# Plugins (/docs/plugins)



Plugins are optional add-ons you can install to extend your Resytech dashboard. Each plugin adds a specific capability — an AI assistant for your staff, a two-way SMS inbox, and more over time — without you having to ask support to turn anything on.

You browse, install, configure, and enable plugins yourself from the **Plugins** menu.

<Cards>
  <Card title="Staff Assistant" href="/docs/plugins/staff-assistant" />

  <Card title="SMS Inbox" href="/docs/plugins/sms-inbox" />
</Cards>

Finding plugins [#finding-plugins]

Open the **Plugins** menu in the main navigation, then choose **Browse Plugins**. The marketplace lists every available plugin with a short description and its current status (installed, enabled, or available).

<Callout type="info">
  The **Plugins** menu only appears for users who can manage plugins, or once at least one plugin is enabled. If you don't see it, check that your role has the **Plugins** permission.
</Callout>

Installing and enabling a plugin [#installing-and-enabling-a-plugin]

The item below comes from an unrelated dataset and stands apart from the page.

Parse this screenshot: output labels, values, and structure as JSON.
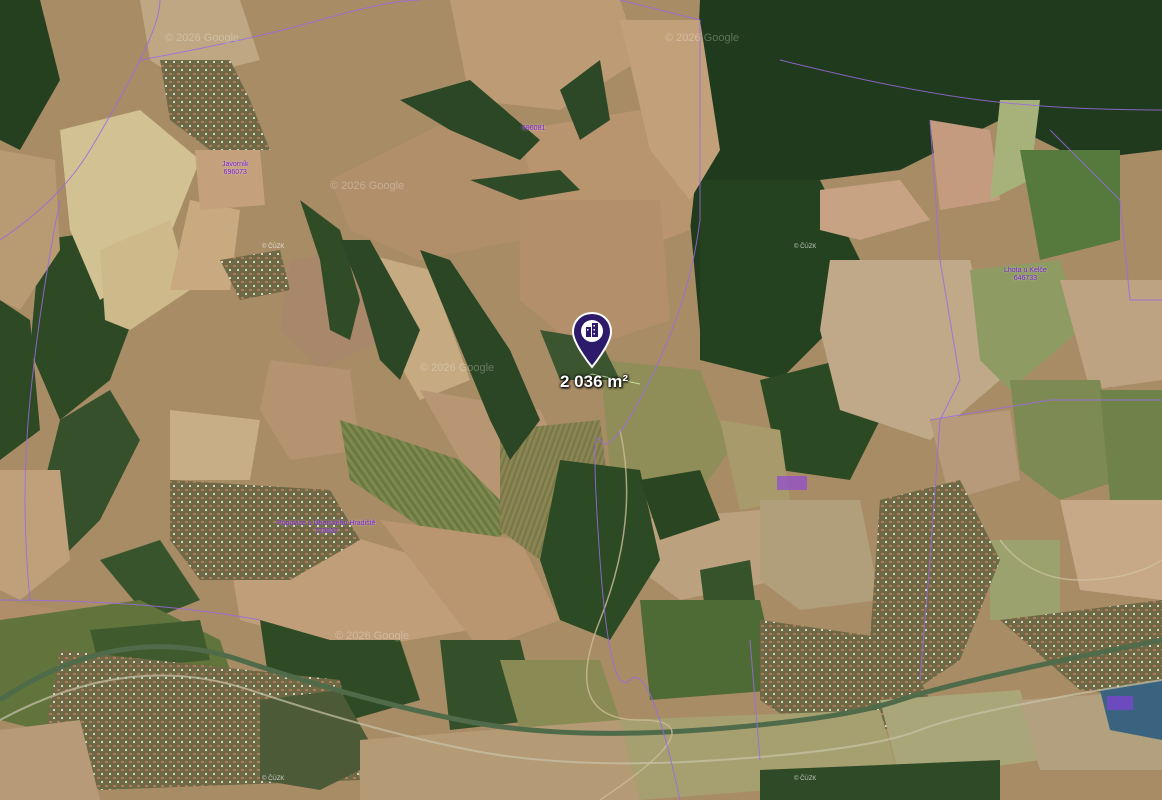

Installing and enabling are two separate steps, so you can set a plugin up fully before it goes live.

1. **Install** — from the marketplace, click **Install** on the plugin you want. You're taken straight to the plugin's **setup page**.
2. **Follow the getting-started guide** — each plugin's setup page walks you through what it needs.
3. **Configure** (connectors only) — some plugins connect to an outside service and ask for credentials (for example, an API key). Enter them and save. Secrets are stored encrypted and never shown again.
4. **Enable** — once any required configuration is in place, click **Enable**. The plugin's page now appears under the **Plugins** menu for your team.

Two kinds of plugin [#two-kinds-of-plugin]

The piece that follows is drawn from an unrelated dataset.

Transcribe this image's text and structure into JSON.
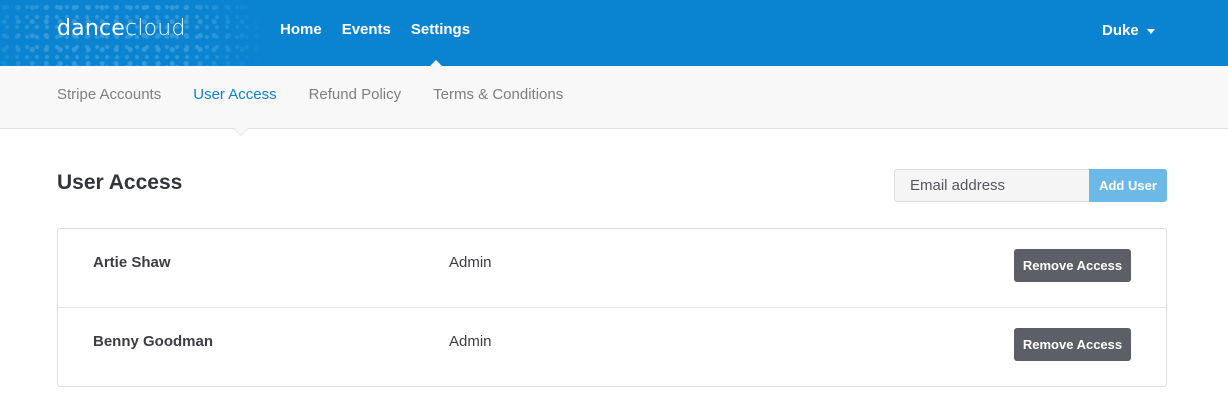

* **Feature plugins** add first-party functionality and just need to be enabled (for example, the SMS Inbox reuses your existing Twilio connection).
* **Connector plugins** link to an outside service and require configuration — usually an API key or account ID — before they can be enabled.

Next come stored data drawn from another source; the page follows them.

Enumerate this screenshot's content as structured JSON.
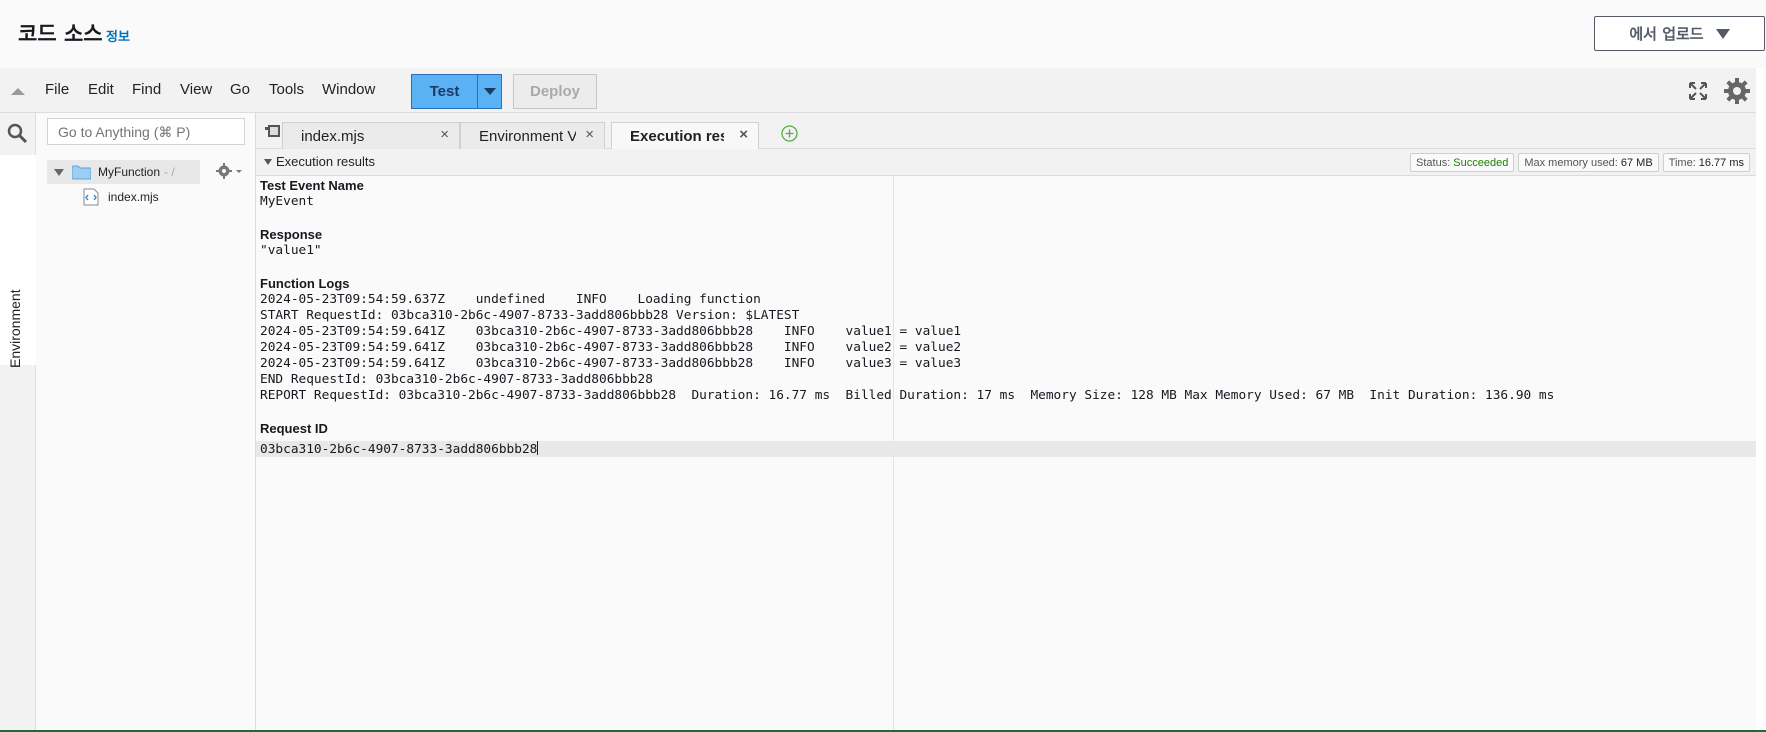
{
  "header": {
    "title": "코드 소스",
    "info_link": "정보",
    "upload_button": "에서 업로드"
  },
  "menubar": {
    "items": [
      "File",
      "Edit",
      "Find",
      "View",
      "Go",
      "Tools",
      "Window"
    ],
    "test_button": "Test",
    "deploy_button": "Deploy"
  },
  "sidebar": {
    "env_tab": "Environment",
    "search_placeholder": "Go to Anything (⌘ P)",
    "folder_name": "MyFunction",
    "folder_path": "- /",
    "file_name": "index.mjs"
  },
  "tabs": [
    {
      "label": "index.mjs",
      "active": false
    },
    {
      "label": "Environment Var",
      "active": false
    },
    {
      "label": "Execution results",
      "active": true
    }
  ],
  "results": {
    "panel_title": "Execution results",
    "status_label": "Status:",
    "status_value": "Succeeded",
    "memory_label": "Max memory used:",
    "memory_value": "67 MB",
    "time_label": "Time:",
    "time_value": "16.77 ms",
    "test_event_heading": "Test Event Name",
    "test_event_value": "MyEvent",
    "response_heading": "Response",
    "response_value": "\"value1\"",
    "logs_heading": "Function Logs",
    "log_lines": [
      "2024-05-23T09:54:59.637Z\tundefined\tINFO\tLoading function",
      "START RequestId: 03bca310-2b6c-4907-8733-3add806bbb28 Version: $LATEST",
      "2024-05-23T09:54:59.641Z\t03bca310-2b6c-4907-8733-3add806bbb28\tINFO\tvalue1 = value1",
      "2024-05-23T09:54:59.641Z\t03bca310-2b6c-4907-8733-3add806bbb28\tINFO\tvalue2 = value2",
      "2024-05-23T09:54:59.641Z\t03bca310-2b6c-4907-8733-3add806bbb28\tINFO\tvalue3 = value3",
      "END RequestId: 03bca310-2b6c-4907-8733-3add806bbb28",
      "REPORT RequestId: 03bca310-2b6c-4907-8733-3add806bbb28  Duration: 16.77 ms  Billed Duration: 17 ms  Memory Size: 128 MB Max Memory Used: 67 MB  Init Duration: 136.90 ms"
    ],
    "request_id_heading": "Request ID",
    "request_id_value": "03bca310-2b6c-4907-8733-3add806bbb28"
  }
}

Disabling and removing [#disabling-and-removing]

* **Disable** turns the plugin off and hides its page from the menu, but **keeps its configuration and data**. Re-enabling restores everything.
* **Remove** uninstalls the plugin. Its configuration is cleared; you'd set it up again from scratch if you reinstall.

<Callout type="info">
  Disabling a plugin is non-destructive and reversible — use it whenever you want to temporarily switch a plugin off.
</Callout>

Permissions [#permissions]

* **Managing plugins** (installing, configuring, enabling, removing) requires the **Plugins** permission. Administrators always have it.
* Some plugins add **their own permissions** for specific actions — for example, sending a message in the SMS Inbox. These are assigned to roles like any other permission.

Per-location vs. account-wide [#per-location-vs-account-wide]

A plugin is enabled per **location**, so you decide which of your locations have it switched on. Most plugins scope their data to that location; a few (like the SMS Inbox, which uses your company's Twilio number) are shared across your whole company. Each plugin's page notes how it behaves.